I just invested in a bunch of bras and panties that match one another and are not designed for maternity or nursing purposes. Go, me. Way to get my groove back after giving birth to four children. Oh, and ew and apologies on hitting you with "giving birth" right off the get-go -- I was going to type "raising," but as the first is only 10 and the last is just 1, they're hardly raised yet.
Right after the bras and panties but with a few peanut-butter sandwiches in between (a mom can't shop all day) I further invested in three pairs of "good" pants. Not morally superior, just good is what I mean. As opposed to bad. More on the bad later.
The new good pants are black, chocolate brown and denim. This was not any old farm denim, mind you. This was deep dark blue lightweight denim (with no stretch!) and cut of the "trouser" shape. Trouser jeans. My, my, we've come up in the world when even our jeans are trousers.
The trouser jeans are so much better (and by this I mean flattering) than the mom jeans I was wearing previously that I may give up (and by this I mean pretend to still care but not) my floundering heine reduction effort. It's just too hard to work out when my hip can forecast the weather better than can channel 9's team of meteorologists and accompanying sophisticated satellite weather radar thingamajigs. Whenever they tell us it'll be dry for days, I think to myself, yeah, maybe you went to graduate school for this, but did you consult my hip?
There is an elephant in this room, and I'm about to out it. (And I'm NOT talking about the size of my rear, which has been well-documented here.)
Forecasting the weather with one's joints is supposed to be a party trick of the distinctly aged. Distinguished by decades of experience and worthy of their hand-carved canes, these gentle folks are welcome to the task as far as I'm concerned. I would rather not know what's going to happen weather-wise thanks to the creakiness and general shrieking pain factor of any of my joints. I'd happily wait another 40 years or so for the privilege of being so prescient.
Anywhat, back to my pants.
I hadn't bought clothing on purpose in four years. I mean, I hadn't set out to buy clothes in that period of time. I had picked up the odd maternity cardigan or vintage skirt in that time but I certainly didn't spend any time driving between strip malls looking for flattering pocketless pants. Shocking as that may be, that shoppingless fact didn't actually bother me until I saw a picture of my rear end in the mom jeans. And then roaring onto the scene came another picture of me at a Fourth of July picnic, in a cute blue striped A-line linen skirt (classic!) and white cap-sleeved t-shirt, the outline of my maternity bra clearly showing. Crikey. It's a wonder WNTW didn't swoop in with helicopters whirling to whisk me off to a shopping spree right at that moment.
That's what I look like, I thought to myself. No wonder I'm self-conscious. I've been buying clothes for the fabric or the nostalgia and not for how they look on me.
I am famous (in a very small circle) for saying that there ought to be a check-point at the edge of our rural community, some sort of border guard who makes sure we don't look like podunk hicks when we're off to the doctor or orthodontist or neighboring town's bookstore. No one agrees with me. They think I'm being funny.
This might have something to do with the fact that they all look fine most of the time.
So last night my husband and I went to a large home-and-garden show at a fairground near us. I wore the trouser jeans, a blue blouse WITH A COLLAR people, black medium-heeled boots (did I mention the hip is getting better enough to walk around the fairground gawking at home improvement possibilities?) and a grey wool cardigan WHICH WAS NOT MATERNITY. (I gave the maternity cardigans to St. Vincent De Paul. Even the sweet lavender cashmere one, even though I hung onto that bag a smidge too long. Just a smidge. It was hard to let go. Um. Can I get that one back?)

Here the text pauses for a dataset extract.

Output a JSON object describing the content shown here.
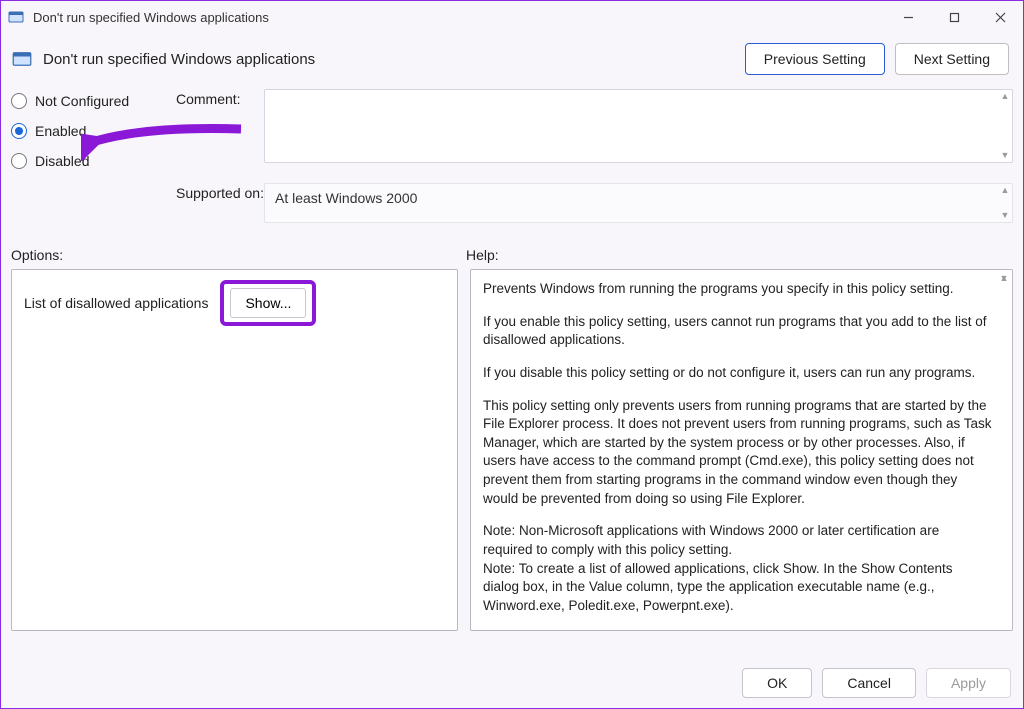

Then we ran into some business acquaintances. Quite a few. Contractors, architects, surveyors, civil and structural engineers were trading cards and stories like gleeful quilting women at a fabric swap. And it was when we met a landscape architect (they're well-known to be natty dressers, those architect types) who happens to be a woman and own her own firm that I knew the trouser jeans were a good choice. It was because I didn't once feel self-conscious.
I wasn't tugging at anything or holding my bag in a certain manner so as to camouflage my brand of country-come-to-town. In fact I didn't even THINK about my clothes. (Until later, when my blog radar started pinging. Maybe, just maybe, some of y'all have been a momfashion victim like me. And maybe, just a little maybe, sharing my pain would help someone else save the high-wasted stretchy jeans for gardening. Who knows. )
Yeah, I know this is shallow of me. And I may be coming to a point nevertheless.
The point is this: "Nevah again! As Scarlett is my witness, I'll never have panty lines again!"
Okay. Vague Gone With The Wind references aside, the point is this: It actually feels kind of good to treat myself at least as well in the wardrobe department as I've always treated our girls. It actually feels good to not be worried that the pediatrician might see my cleavage, or the neighbors might see my pajama pants, or I might be pictured on a billboard in a LBMD (little black maternity dress -- don't pretend you don't have one).